The Heritage Foundation research paper found that a higher percentage of middle-class and upper-middle-class families have been providing enlistees for the war on Islamic militants since the September 11 attacks on the United States.

Researchers matched the ZIP codes of recruits over the past five years with federal government estimates of household incomes in those neighborhoods. Contrary to complaints from some liberal lawmakers and pundits, the data show that the poor are not shouldering the bulk of the military's need for new soldiers, airmen, sailors and Marines.

The poorest neighborhoods provided 18 percent of recruits in prewar 1999 and 14.6 percent in 2003. By contrast, areas where household incomes ranged from $30,000 to $200,000 provided more than 85 percent.

"We found that recruits tend to come from middle-class areas, with disproportionately fewer from low-income areas," said the report, prepared by Tim Kane, an Air Force Academy graduate and economics scholar. "Overall, the income distribution of military enlistees is more similar to than different from the income distribution of the general population."

The debate was begun in 2002 by Rep. Charles B. Rangel, New York Democrat, as U.S. troops were fighting in Afghanistan and preparing for war in Iraq.

"A disproportionate number of the poor and members of minority groups make up the enlisted ranks of the military, while most privileged Americans are underrepresented or absent," Mr. Rangel wrote in the New York Times. The lawmaker called on the Bush administration to reinstate compulsory service.

Mr. Rangel's Washington office did not respond yesterday to the Heritage report.

The draft was discontinued in 1973, and the all-volunteer force eventually grew into what many national security officials see as the best-trained military force in history.

The Heritage report states that median household income for all enlisted recruits in 1999 was $41,141, compared with the national median of $41,994. By 2003, the recruit household income reached $42,822, when adjusted for inflation.

"In other words, on average, recruits in 2003 were from wealthier neighborhoods than were recruits in 1999," said the report, titled, "Who Bears the Burden? Demographic Characteristics of U.S. Military Recruits Before and After 9/11."

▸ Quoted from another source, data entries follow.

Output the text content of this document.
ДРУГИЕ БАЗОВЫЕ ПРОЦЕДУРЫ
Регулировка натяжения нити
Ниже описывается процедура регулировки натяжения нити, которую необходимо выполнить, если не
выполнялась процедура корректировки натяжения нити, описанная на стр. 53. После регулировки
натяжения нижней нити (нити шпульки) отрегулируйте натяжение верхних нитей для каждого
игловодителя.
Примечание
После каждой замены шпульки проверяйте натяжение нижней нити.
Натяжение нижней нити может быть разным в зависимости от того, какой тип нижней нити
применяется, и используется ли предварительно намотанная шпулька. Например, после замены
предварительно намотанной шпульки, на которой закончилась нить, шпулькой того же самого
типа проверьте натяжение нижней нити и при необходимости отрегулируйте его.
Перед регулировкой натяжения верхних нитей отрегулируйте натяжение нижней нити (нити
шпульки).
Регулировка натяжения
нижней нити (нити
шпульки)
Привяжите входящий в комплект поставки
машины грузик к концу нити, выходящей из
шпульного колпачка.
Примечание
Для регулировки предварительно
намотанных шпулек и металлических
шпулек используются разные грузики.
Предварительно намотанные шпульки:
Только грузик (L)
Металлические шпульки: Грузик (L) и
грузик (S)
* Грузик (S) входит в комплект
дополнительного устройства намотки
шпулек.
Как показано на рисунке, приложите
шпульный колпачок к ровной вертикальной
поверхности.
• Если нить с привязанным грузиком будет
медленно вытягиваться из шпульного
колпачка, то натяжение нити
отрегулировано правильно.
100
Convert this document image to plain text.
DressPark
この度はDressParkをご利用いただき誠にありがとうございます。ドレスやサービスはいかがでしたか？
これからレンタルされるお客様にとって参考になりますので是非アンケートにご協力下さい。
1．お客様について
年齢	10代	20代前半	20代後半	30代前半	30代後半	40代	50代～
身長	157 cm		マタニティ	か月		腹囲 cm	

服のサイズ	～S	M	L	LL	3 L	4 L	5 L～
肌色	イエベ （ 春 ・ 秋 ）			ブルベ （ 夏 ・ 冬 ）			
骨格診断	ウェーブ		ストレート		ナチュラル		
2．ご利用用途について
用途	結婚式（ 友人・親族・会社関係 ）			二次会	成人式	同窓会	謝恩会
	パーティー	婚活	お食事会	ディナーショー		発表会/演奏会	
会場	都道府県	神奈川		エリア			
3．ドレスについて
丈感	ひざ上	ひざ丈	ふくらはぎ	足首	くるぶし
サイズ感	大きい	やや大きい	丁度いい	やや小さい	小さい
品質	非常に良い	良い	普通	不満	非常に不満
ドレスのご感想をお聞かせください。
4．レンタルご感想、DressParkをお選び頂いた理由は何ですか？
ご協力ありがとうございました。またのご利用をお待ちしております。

Mr. Kane said overall evidence "is at odds with the image, painted by some supporters of the draft, that the military exploits poor, ignorant young Americans by using slick advertising that promises technical careers in the military to dupe them into trading their feeble opportunities in the private sector for a meager role as cannon fodder."

About 98 percent of all enlistees from 1999 to 2003 had a high school diploma, compared with 75 percent of nonrecruits nationwide.

"In an education context, rather than attracting underprivileged young Americans, the military seems to be attracting above-average Americans," Mr. Kane wrote.